Them scored two UK hits in 1965 with “Baby, Please Don’t Go” and “Here Comes the Night”. The latter song and “Mystic Eyes” were Top 40 hits. Them came from Belfast and they were tougher than most. They played r’n’b with a bristling, raw edge. Fronted by Van Morrison you knew they meant business. There was a rasp in Morrison’s delivery that defined ‘hurt’ and ‘pain’, he was unquestionably the real deal.

This was Them’s debut release and it still sounds as vital as it did when it was released. Direct and hard nosed this is every bit as vibrant as the debut albums by The Stones, Who or Kinks. The potential is all here. Anger truly was the energy. Van Morrison quit the band in 1966 and went on to a successful career as a solo artist. Although Them had a short-lived existence, the Belfast group had considerable influence on other bands, such as The Doors.

https://www.youtube.com/watch?v=J0aHmMfZTEw

Them were together with The Rolling Stones and The Animals the greatest British R&B band in the 60’s, although they were very underrated. They played a raw and tougher blues than Rolling Stones and Animals. They had some hits like “Here Comes The Night”, “Baby Please Don’t Go”, “Gloria” and “Mystic Eyes”. Them (f. Van Morrison) had only two albums: “Them” and “Them Again”.
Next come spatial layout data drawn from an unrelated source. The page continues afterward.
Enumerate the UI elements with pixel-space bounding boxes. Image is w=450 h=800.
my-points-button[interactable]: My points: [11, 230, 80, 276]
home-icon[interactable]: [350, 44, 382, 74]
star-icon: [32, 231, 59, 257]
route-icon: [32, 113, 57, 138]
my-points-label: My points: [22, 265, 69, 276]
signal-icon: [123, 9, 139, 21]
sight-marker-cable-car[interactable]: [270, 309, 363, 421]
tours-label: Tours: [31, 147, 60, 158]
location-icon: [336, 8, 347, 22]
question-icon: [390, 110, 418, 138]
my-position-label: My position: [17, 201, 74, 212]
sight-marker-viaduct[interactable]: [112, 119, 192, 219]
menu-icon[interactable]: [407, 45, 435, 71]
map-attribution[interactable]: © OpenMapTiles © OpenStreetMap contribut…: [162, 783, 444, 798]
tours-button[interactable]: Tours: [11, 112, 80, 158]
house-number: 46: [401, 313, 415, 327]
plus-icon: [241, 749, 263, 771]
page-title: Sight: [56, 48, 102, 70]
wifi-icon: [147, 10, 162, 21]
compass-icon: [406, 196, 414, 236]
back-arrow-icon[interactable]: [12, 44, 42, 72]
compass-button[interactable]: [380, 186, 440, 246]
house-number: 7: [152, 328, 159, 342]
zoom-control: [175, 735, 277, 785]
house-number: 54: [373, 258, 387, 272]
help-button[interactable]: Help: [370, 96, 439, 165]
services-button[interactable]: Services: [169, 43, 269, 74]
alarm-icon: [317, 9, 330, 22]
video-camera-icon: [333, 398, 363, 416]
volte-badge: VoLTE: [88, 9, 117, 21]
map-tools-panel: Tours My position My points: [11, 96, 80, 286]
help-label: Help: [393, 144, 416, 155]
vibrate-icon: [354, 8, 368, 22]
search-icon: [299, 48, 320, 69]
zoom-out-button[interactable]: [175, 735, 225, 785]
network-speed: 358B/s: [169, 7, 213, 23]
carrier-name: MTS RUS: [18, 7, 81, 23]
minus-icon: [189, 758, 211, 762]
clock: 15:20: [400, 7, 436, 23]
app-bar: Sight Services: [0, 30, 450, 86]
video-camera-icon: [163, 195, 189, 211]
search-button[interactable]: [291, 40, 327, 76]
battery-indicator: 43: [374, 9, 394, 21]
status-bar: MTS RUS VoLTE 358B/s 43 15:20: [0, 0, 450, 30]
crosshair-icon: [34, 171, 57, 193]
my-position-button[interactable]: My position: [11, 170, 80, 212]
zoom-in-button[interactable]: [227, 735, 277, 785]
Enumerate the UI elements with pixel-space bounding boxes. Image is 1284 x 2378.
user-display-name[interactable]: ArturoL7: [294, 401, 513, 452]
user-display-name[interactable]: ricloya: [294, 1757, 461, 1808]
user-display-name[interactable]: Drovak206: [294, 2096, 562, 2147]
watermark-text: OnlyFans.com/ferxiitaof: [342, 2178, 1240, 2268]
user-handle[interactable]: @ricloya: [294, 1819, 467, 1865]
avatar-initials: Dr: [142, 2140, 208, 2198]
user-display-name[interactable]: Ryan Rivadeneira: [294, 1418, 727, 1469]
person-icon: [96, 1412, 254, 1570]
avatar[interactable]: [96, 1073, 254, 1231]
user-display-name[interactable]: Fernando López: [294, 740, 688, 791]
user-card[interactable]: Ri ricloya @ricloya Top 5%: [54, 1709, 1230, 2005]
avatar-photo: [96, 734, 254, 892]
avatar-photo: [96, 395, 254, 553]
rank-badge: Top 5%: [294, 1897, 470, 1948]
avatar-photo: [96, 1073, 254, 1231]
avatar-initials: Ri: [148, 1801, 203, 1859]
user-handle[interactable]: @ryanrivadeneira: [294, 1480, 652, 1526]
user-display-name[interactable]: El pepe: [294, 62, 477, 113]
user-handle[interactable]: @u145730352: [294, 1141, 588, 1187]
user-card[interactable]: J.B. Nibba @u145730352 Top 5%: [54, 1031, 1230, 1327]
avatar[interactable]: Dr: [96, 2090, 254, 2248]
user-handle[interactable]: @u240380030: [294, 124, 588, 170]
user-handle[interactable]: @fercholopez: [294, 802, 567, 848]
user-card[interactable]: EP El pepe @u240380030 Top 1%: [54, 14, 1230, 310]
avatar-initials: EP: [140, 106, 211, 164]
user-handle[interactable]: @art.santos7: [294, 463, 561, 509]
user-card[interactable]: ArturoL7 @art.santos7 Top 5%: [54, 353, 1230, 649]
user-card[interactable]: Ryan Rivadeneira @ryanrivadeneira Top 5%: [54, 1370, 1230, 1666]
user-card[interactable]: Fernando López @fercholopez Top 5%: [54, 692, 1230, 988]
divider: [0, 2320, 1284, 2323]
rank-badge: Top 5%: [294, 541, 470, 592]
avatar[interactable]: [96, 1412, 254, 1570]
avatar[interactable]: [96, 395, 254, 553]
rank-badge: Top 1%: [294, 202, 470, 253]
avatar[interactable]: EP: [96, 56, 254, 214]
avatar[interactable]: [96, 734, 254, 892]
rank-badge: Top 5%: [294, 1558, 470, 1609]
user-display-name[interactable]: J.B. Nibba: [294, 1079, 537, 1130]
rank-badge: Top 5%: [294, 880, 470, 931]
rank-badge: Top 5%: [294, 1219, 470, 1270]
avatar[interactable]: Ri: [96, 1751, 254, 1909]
This album contains the hits and Morrison originals “Gloria” and “Mystic Eyes”, some blues standards and other wonderful songs like Morrison’s “You Just Can’t win” and “I’m Gonna Dress In Black” (reminds me of “House Of The Rising Sun”) Buy this album (and also Them Again) if you are a fan of the 60’s white R&b or if you are a Van Morrison fan.